Still, West welcomes more investigation. “Right now we don’t have the evidence, and when we do have the evidence, it’s quite contentious,” he says. “I would prefer things to be less ambiguous.”
Galileo is not entirely novel in its proposals. A project called Sky Hub sought to use civilian-owner sensors and machine learning to catalog events in the sky that might have placed limits on whether any given occurrence indicated visitors from another planet. Instruments such as the upcoming Vera C. Rubin telescope already are planned to look for new interstellar comets and asteroids, and the European Space Agency is developing its Comet Interceptor mission, which could launch in 2029 to wait for a possible rendezvous with some as yet undiscovered suitable interstellar target.
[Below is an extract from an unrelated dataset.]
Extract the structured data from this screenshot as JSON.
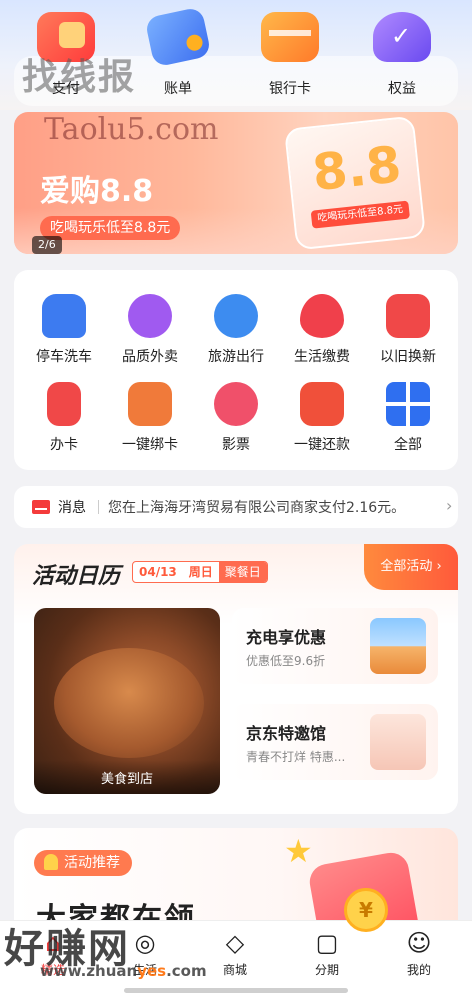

As far as potential alien objects in low Earth orbit, there is already an enormous military and civilian array dedicated to monitoring the space around our planet, which is littered with more than 20,000 known satellites and other entities. Loeb “basically has to replicate the entire space-surveillance network and look for the outliers,” McDowell says. “It’s a very hard and expensive project to do right, and the chance of finding something seems remote.”
Finally, there is the issue of Loeb’s personality. In recent years he has increasingly alienated himself from the astronomical community, painting himself as a brave free thinker challenging the closed-minded dogmas of the broader scientific world.
The Galileo Project’s tagline—“Daring to Look through New Telescopes”—is meant to evoke the scientist Galileo Galilei, who helped to upend the geocentric model of the universe with his observations. But Loeb himself is not exactly a marginalized outsider.
“Avi does this thing where he implies that he’s this iconoclast who’s pushing the boundaries of what is acceptable in science,” Walkowicz says. “But he has nothing at risk. He’s a tenured Harvard professor.”
In a February 2021 Zoom call, Loeb grew extremely confrontational toward SETI pioneer Jill Tarter, berating her and the rest of the community for not giving greater support to his proposals. (He has since apologized both publicly and privately to Tarter.)
Few academics, including those working with the project, think they will discover aliens here on Earth. “If we were actually being visited by extraterrestrials, then I would expect we’d be seeing a lot of ‘museum artifacts,’” says Abel Méndez, an astrobiologist at the University of Puerto Rico, referring to the four billion years of prior history in which aliens could have landed something like a Mars rover, with its heat shield, casing and parachutes, on Earth’s surface.
Whether Galileo will ultimately yield anything of interest remains to be seen. Loeb has brought together a large group to help him in his quest, yet it is always possible that his own viewpoints hinder him in certain ways.
“Is he a voice crying out the truth in the wilderness, or is he a bit of a crank?” West asks. “Time will tell.”